= Mildred Hope Fisher Wood =

American educator (1920–2014)

Mildred Hope Fisher Wood (born Mildred Hope Fisher; April 19, 1920 – July 6, 2014) was an American teacher and a pioneer in special education. Wood was also an author and newspaper column writer. She received multiple honors.

==Early life and education==
Fisher was born in Alta, Iowa on April 19, 1920, to Jessie and Hazel David Fisher. She spent her time as a child in multiple small farms by the Des Moines River. She attended Humboldt High School, and in 1937 she went to the University of Northern Iowa, where she met her future husband, William O. Wood, on her first day of class.

==Career==
Fisher began teaching in 1939, and during that year she taught three students that were sisters and one of them had trouble with reading. The student had issues with her vision and hearing. Wood said, "I couldn't teach that child one thing that year." Her failure to teach the student led to her starting a career in special education when that field was just beginning. After a short period of teaching, Fisher became a speech therapist. Fisher married William Wood on June 23, 1940 in Renwick, Iowa.

Wood earned a BA degree in 1956, a MA degree in 1962, and an Ed.S. degree from the University of Northern Iowa. She completed post-graduate work at Syracuse University and the University of Oregon, receiving a Doctorate of Education in 1970 from the University of Indiana. She helped develop ways to determine if a student has a learning disability and also created methods to teach those students. Wood started and taught learning-disability courses, the first such courses of the time, to prospective teachers at the University of Northern Iowa. She was in charge of several hundred workshops for teachers, principals, parents, psychologists, and juvenile offenders.

She was one of the people who founded the Iowa Learning Disabilities Association, while also being a board member and president of the association.

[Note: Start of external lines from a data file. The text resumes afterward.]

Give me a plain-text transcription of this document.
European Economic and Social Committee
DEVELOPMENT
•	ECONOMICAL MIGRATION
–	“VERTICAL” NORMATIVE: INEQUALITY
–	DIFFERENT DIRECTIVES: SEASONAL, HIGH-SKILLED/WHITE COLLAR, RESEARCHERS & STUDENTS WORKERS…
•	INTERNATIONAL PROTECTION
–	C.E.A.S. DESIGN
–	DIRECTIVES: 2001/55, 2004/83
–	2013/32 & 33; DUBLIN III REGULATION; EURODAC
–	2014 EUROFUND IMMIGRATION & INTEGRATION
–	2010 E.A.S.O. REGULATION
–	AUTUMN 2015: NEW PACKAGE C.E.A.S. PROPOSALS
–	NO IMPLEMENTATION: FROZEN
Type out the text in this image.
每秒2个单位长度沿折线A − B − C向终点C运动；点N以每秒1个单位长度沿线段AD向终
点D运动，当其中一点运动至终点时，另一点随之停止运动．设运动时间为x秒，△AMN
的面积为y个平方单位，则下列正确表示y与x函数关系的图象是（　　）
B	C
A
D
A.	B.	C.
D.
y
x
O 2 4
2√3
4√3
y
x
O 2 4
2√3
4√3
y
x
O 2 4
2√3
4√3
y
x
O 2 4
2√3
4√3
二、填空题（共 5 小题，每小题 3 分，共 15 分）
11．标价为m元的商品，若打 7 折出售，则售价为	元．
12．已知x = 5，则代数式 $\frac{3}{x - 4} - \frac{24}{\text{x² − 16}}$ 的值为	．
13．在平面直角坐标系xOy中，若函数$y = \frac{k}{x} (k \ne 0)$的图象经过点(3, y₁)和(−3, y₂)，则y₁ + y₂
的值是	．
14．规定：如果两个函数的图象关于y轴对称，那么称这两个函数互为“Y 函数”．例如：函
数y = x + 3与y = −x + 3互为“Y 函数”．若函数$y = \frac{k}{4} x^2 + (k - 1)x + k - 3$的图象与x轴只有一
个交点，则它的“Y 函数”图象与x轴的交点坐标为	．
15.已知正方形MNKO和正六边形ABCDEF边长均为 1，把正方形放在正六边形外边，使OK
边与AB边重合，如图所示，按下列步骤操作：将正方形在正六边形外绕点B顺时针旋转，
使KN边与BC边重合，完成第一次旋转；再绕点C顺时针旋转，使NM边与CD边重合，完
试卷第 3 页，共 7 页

In a column for the Waterloo Courier titled "Parents and Learning Disabilities", she gave advice to parents. The column was written by her for almost 8 years, and it was published as a book, Handful of Popcorn, for parents with children that have Attention deficit hyperactivity disorder. She was a co-author of a diagnostic test for children in preschool.

==Honors==
Wood was appointed to the Governor's Task Force on Education, which is the highest honor given by the Commission of Persons with Disabilities "for significantly enhancing the empowerment and employment of individuals with disabilities". The Iowa Association for Children and Youth with Learning Disabilities awarded her The President's Award. In 2011, Wood was inducted into the Iowa Women's Hall of Fame and later won a 2012 UNI Outstanding Alumnus Award.

==Death==
Wood died on July 6, 2014. She was buried at Greenwood Cemetery in Cedar Falls, Iowa.